I just found TimeComplexity wiki page, which I think is great. However, it covers just list, set, dict and collections.deque. Discoverability is also an issue. I think it would be great if we started including time and space complexity in the official documentation for most (all?) builtins and stdlib.
I think most experienced Python developers probably know these for the common things. But I am also pretty sure that most people don’t know these things for constructs that you use less frequently, for example graphlib.TopologicalSorter.
It would be a lot of effort to add these, but I believe these don’t change often.
I think there would be multiple benefits to this:
It would be easier to write well-perfoming code when you could easily find this information
It would help you come up with time and space complexity numbers for your own code (for example when interviewing, or for school assignments)
It could point someone to provide improvements if they noticed from the documentation that something was implemented with suboptimal algorithm
AI tools could take advantage of this information
Would this be something you’d want to see? Or do you think it would be just clutter, and people should just profile code if they thought it was too slow, and go from there?
What surprising you have found here? Despite some naming quirks (mentioned in the Glossary) — everything seems to behave as you would expect from such data structures. The deque docs also explain difference wrt lists.
This might make sense on case-by-case basis. But note, that in general it’s implementation details.
Maybe it wasn’t clear, but I consider those four classes commonly used, and as such most experienced Python developers probably know these. If someone was new to Python, and did not read the link you mentioned, they might be surprised by list.insert(). But it is actually documented, which is great.

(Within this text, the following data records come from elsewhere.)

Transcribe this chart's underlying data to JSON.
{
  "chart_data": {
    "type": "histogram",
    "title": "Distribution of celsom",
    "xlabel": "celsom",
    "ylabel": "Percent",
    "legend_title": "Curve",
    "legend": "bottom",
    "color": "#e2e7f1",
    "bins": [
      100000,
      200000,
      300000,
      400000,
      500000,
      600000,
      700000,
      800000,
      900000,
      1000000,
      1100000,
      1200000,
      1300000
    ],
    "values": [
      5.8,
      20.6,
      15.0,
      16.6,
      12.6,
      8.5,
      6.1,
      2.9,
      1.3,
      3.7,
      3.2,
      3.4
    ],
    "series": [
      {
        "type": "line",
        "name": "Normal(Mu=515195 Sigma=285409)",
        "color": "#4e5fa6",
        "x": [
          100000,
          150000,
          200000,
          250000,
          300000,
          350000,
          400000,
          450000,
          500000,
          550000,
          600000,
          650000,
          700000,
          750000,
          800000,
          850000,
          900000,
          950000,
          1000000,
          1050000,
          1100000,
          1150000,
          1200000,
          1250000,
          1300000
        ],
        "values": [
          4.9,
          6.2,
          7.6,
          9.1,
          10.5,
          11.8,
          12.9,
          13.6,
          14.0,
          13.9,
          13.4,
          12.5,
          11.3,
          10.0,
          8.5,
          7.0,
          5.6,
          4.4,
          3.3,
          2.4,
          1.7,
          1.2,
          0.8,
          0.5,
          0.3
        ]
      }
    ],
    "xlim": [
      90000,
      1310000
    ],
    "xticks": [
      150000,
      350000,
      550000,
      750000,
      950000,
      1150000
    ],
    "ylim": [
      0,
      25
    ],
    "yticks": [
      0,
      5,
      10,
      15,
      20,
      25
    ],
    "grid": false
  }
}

By implementation details I assume you mean differences between CPython, Jython, PyPy etc. So if the documentation at https://docs.python.org should cover any implementation, then it would not make sense to add time and space complexity there, unless we specifically want to lock down some implementation details that way.
It seems like if we wanted comprehensive complexity documentation by implementation it would need to live elsewhere.
I meant that the CPython docs is not a replacement for a textbook on CS. All we need is to guide people how Python types map to common data structures.
Yes, it should. CPython-specific details are documented with a specific note type. See e.g. the id function.
That’s kinda the canonical example of O(n) operations, though. It’s exactly why insertion sort runs in O(n²) time.
I think the wiki is the right place for this. To a lot of programmers, this will be completely unexciting; they just want to write idiomatic code and don’t really care about the asymptotic complexity of specific method calls. (For example, if you’re not working with ginormous lists, the exact behaviour of these methods is utterly irrelevant, and your own code will have far more impact on the run time.) That page was last edited in 2023; perhaps you’d like to be the one to bring it into the future?
I think the time complexity of operations is an important aspect of the implementation of the language. I’d like to see it in the formal documentation someplace. The CPython docs already include implementation-specific aspects, and the free-threading documentation effort will be grappling with how to document threading guarantees. Perhaps we can adopt a common approach to these kinds of details.
The wiki to me seems too informal for this kind of information.
I like complexity tables in C++ docs. E.g. deque O(1) random access can be clearly seen. Takes more effort to figure out the same for Python.
I don’t think it is a bad thing to expose users to some complexity details. If they don’t want it, they can skip, but I think that such knowledge helps making better decisions.
Historically, I believe the problem has been that while C++ considers time complexity to be a part of the documented contract for the language, Python considers it as an implementation detail (and not something we want to commit to across versions). I think we’d need some way to make it clear that unlike C++, Python doesn’t guarantee that complexity will remain the same across versions.
But all that being said, I too would like to see more clarity on the complexity of various operations in Python.
I think there are guarantees we’d absolutely want to commit to across versions. As a hypothetical example, if someone proposed a change that made dict lookup worse than O(1), do you think it would be accepted?
Other implementations might have different time complexities in their built-ins. Those would be important details to clarify in those implementations.
This exact discussion happened back when MicroPython was new. Is O(1) string subscripting a language guarantee or an implementation detail? Turns out, it’s an implementation detail, and uPy can store strings internally in UTF-8 without breaking language requirements.
So, maybe such a change wouldn’t be accepted into CPython, but making it a documented feature of the language would also constrain other implementations.
This would be my concern as well. We would need to clearly distinguish such things as descriptive documentation of CPython implementation details rather than normative documentation of Python behavior.
But that’s not the only question. Another question is, if someone makes an alternative implementation and that implementation has a dict lookup worse than O(1), is that alternative implementation still Python?
Almost certainly yes, for the same reason as uPy’s O(n) strings are valid. So all these things have to be documented as implementation details, not guarantees, and they could change in different versions even within the same interpreter. That’s why I think this is best done on the wiki; it can be exactly as up-to-date as people are willing to put in the effort to make it, without imposing demands on future versions or other implementations.
(Plus, the wiki can always do with more content. I’m never gonna say no to adding useful content to the wiki.)